Mensesneg: 73 Ribu Hektare Sawah Berstatus Kawasan Hutan

Sedang Trending 2 jam yang lalu
Mensesneg Prasetyo Hadi di Istana Merdeka, Jakarta Pusat, Selasa (11/8/2026). Foto: Zamachsyari/kumparan

Menteri Sekretaris Negara (Mensesneg) Prasetyo Hadi mengungkap ada sekitar 73 ribu hektare lahan rimba nan sudah dimanfaatkan sebagai sawah. Pras mengatakan persoalan tersebut menjadi salah satu contoh masalah agraria nan bisa diselesaikan dengan cepat.

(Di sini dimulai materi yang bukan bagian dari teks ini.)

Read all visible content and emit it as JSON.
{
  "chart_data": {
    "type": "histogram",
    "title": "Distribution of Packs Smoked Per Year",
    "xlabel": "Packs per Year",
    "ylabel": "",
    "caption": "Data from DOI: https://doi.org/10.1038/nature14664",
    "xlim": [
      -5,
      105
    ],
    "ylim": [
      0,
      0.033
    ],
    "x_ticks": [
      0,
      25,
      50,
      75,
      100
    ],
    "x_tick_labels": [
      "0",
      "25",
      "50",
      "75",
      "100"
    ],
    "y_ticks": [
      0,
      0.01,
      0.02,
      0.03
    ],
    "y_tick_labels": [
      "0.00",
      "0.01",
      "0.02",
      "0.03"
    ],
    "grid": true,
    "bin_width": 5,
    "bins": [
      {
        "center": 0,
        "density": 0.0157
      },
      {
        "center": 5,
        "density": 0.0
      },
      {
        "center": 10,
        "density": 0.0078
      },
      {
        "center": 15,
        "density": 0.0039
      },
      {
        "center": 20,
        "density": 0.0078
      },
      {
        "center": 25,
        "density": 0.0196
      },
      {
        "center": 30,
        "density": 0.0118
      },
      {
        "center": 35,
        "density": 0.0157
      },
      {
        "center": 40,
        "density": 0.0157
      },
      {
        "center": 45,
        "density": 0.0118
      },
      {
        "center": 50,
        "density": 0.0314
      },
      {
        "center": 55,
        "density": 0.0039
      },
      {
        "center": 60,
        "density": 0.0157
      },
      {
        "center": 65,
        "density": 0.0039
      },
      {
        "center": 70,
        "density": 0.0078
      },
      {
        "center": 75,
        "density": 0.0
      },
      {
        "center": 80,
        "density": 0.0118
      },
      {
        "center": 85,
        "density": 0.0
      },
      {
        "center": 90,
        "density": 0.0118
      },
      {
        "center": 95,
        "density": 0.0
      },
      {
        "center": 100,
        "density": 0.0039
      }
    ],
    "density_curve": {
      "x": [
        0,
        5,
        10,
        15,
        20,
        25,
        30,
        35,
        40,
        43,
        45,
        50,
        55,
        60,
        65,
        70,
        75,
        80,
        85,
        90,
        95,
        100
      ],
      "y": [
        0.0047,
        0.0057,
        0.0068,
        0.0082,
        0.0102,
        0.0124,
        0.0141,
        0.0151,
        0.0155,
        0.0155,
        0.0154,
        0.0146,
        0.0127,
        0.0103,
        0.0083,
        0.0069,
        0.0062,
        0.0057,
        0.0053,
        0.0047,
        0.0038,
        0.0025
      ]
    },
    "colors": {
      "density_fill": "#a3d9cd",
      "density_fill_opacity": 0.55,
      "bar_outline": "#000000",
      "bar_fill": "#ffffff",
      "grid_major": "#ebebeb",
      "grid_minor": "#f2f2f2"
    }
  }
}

“Misalnya contoh sawah gitu ya, nan sekarang tadi disampaikan alias dilaporkan nan dirapatin ini ya, kurang lebih ada 73.000 hektare misalnya dalam corak sudah sawah, nan itu tetap status tanahnya bisa masuk area rimba misalnya. Nah, ini kan jenis nan mungkin bisa diselesaikan dengan lebih cepat, kan gitu,” jelas Pras usai rapat membahas bentrok agraria dengan Pimpinan DPR di Kompleks Parlemen, Senayan, Jakarta, Selasa (11/8).

Pras menyebut lahan-lahan tersebut tidak berada di satu wilayah tertentu. Menurutnya, lahan nan sudah menjadi sawah tetapi tetap berstatus area rimba itu tersebar di beragam daerah.

“Banyak, tersebar,” katanya.

Pras menjelaskan pemerintah belum menetapkan secara spesifik persoalan agraria mana nan masuk kategori paling mendesak untuk diprioritaskan. Hal itu lantaran persoalan agraria nan dibahas jumlahnya cukup banyak dan terjadi di beragam tempat.

“Belum. Ada beberapa, tapi memang lantaran banyak jumlahnya ya, banyak tempat,” katanya.

Meski belum menentukan daftar persoalan nan paling mendesak, pemerintah bakal mengidentifikasi persoalan nan relatif mudah diselesaikan. Persoalan tersebut bakal ditangani secara paralel tanpa kudu menunggu seluruh proses penanganan masalah agraria lainnya.

“Contohnya misalnya, nan salah satu bukan mendesak ya, tapi dari sisi tingkat kesulitannya nan mungkin masuk kategori paling mudah untuk diselesaikan,” ungkapnya.

Pras mengatakan penyelesaian untuk persoalan nan tergolong mudah bakal menggunakan sistem nan telah tersedia di masing-masing kementerian. Dia mencontohkan Kementerian Agraria dan Tata Ruang/Badan Pertanahan Nasional (ATR/BPN) nan sudah mempunyai sistem untuk menangani persoalan pertanahan.

“Nah, itu secara paralel diminta untuk juga diselesaikan dengan sistem nan sudah ada, nan tentunya kan di setiap kementerian, misalnya di ATR/BPN kan juga sudah ada mekanismenya,” ujar Pras.

Menurut Pras, pemerintah bakal memprioritaskan penyelesaian persoalan nan bisa ditangani dalam waktu relatif cepat.

“Yang ini, nan bisa diselesaikan sigap dan masuk kategori mudah, itu diselesaikan,” pungkasnya.